A historical dimension of the link between new technologies and the visual is prominently present in the texts by Matylda Szewczyk and Artur Szarecki. In her article, Stories from Ultrasonographic Depths, Matylda Szewczyk presents a section, constructed around technological images, of the cultural history of visualisation of the fetus, exploring junctures between the female body and technology, ‘life’ biological and mechanical. In an excerpt from Artur Szarecki’s Somatic Capitalism: Body and Power in Corporate Culture, recently published by Wydawnictwa Drugie, appearing in our panorama, the author examines forms of factory management and forms of control over workers’ bodies at the turn of the 19th century e.g. in relation to photographic visualisations of motion which exceed the capacities of the human eye.
Snapshots contain extended discussions of two exhibitions: the latest edition of Berlin-based transmediale and an exhibition interestingly touching upon the relationship between new media, the poetic and affects, Ministry of Internal Affairs. Intimacy as Text.
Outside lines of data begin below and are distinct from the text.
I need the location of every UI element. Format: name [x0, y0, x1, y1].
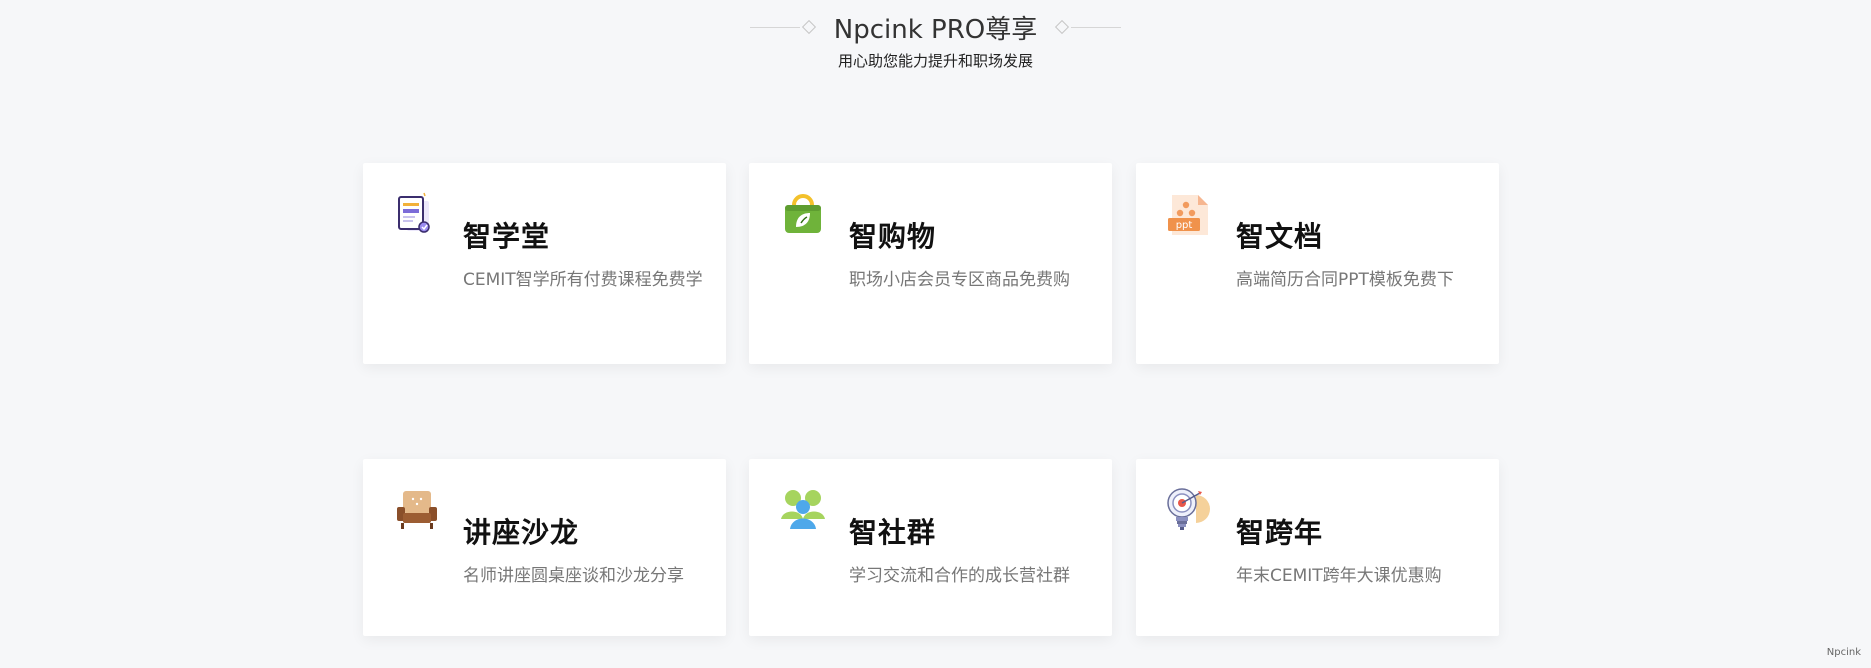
- title-row: Npcink PRO尊享: [0, 8, 1871, 46]
- feature-card-shopping[interactable]: 智购物 职场小店会员专区商品免费购: [749, 163, 1112, 364]
- card-description: 职场小店会员专区商品免费购: [849, 270, 1070, 290]
- feature-card-course[interactable]: 智学堂 CEMIT智学所有付费课程免费学: [363, 163, 726, 364]
- card-title: 智跨年: [1236, 516, 1324, 549]
- right-decoration: [1053, 19, 1122, 35]
- divider-line: [749, 26, 800, 28]
- sofa-icon: [397, 491, 437, 529]
- divider-line: [1071, 26, 1122, 28]
- feature-card-new-year[interactable]: 智跨年 年末CEMIT跨年大课优惠购: [1136, 459, 1499, 636]
- brand-watermark: Npcink: [1826, 647, 1861, 658]
- card-description: 年末CEMIT跨年大课优惠购: [1236, 566, 1442, 586]
- ppt-label: ppt: [1176, 220, 1193, 231]
- diamond-icon: [801, 19, 816, 35]
- feature-card-community[interactable]: 智社群 学习交流和合作的成长营社群: [749, 459, 1112, 636]
- card-title: 智学堂: [463, 220, 551, 253]
- card-description: 高端简历合同PPT模板免费下: [1236, 270, 1454, 290]
- course-icon: [398, 192, 430, 233]
- left-decoration: [749, 19, 818, 35]
- diamond-icon: [1055, 19, 1070, 35]
- card-title: 智社群: [849, 516, 937, 549]
- card-description: 学习交流和合作的成长营社群: [849, 566, 1070, 586]
- target-bulb-icon: [1167, 488, 1210, 530]
- card-title: 讲座沙龙: [463, 516, 580, 549]
- feature-card-documents[interactable]: ppt 智文档 高端简历合同PPT模板免费下: [1136, 163, 1499, 364]
- page-title: Npcink PRO尊享: [833, 14, 1038, 45]
- shopping-bag-icon: [785, 194, 821, 233]
- section-header: Npcink PRO尊享 用心助您能力提升和职场发展: [0, 8, 1871, 71]
- feature-card-salon[interactable]: 讲座沙龙 名师讲座圆桌座谈和沙龙分享: [363, 459, 726, 636]
- card-description: 名师讲座圆桌座谈和沙龙分享: [463, 566, 684, 586]
- card-title: 智购物: [849, 220, 937, 253]
- card-title: 智文档: [1236, 220, 1324, 253]
- card-description: CEMIT智学所有付费课程免费学: [463, 270, 703, 290]
- community-icon: [781, 490, 825, 529]
- page-subtitle: 用心助您能力提升和职场发展: [837, 52, 1033, 70]
- ppt-document-icon: ppt: [1168, 195, 1208, 235]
Curiously, the former discussion is the only place in this issue where a possibility of thinking the visual as a tool for obfuscation, as advocated in Finn Brunton’s and Helen Nissendbaum’s famous manifesto of the title, a tool for hiding from, confusing and misleading algorithmic machines of subjection.
Panorama and snapshot sections also bring other articles that are not directly subordinated to the leading theme: Ewa Majewska’s essay (originally written in English) on the work of Ewa Partum; a translation of Charles Harrison’s text on the double meaning of effect in the context of the death of landscape in the 20th century as an appendix to our landscape issue; and Anna R. Burzyńska’s review of Dorota Sajewska’s study, Necroperformance. A Cultural Reconstruction of the Theatre of the Great War.
In our encouraging your clicking on, liking and sharing our new issue, we exercise justified caution, but have no such qualms in our encouragement of your reading the “View”.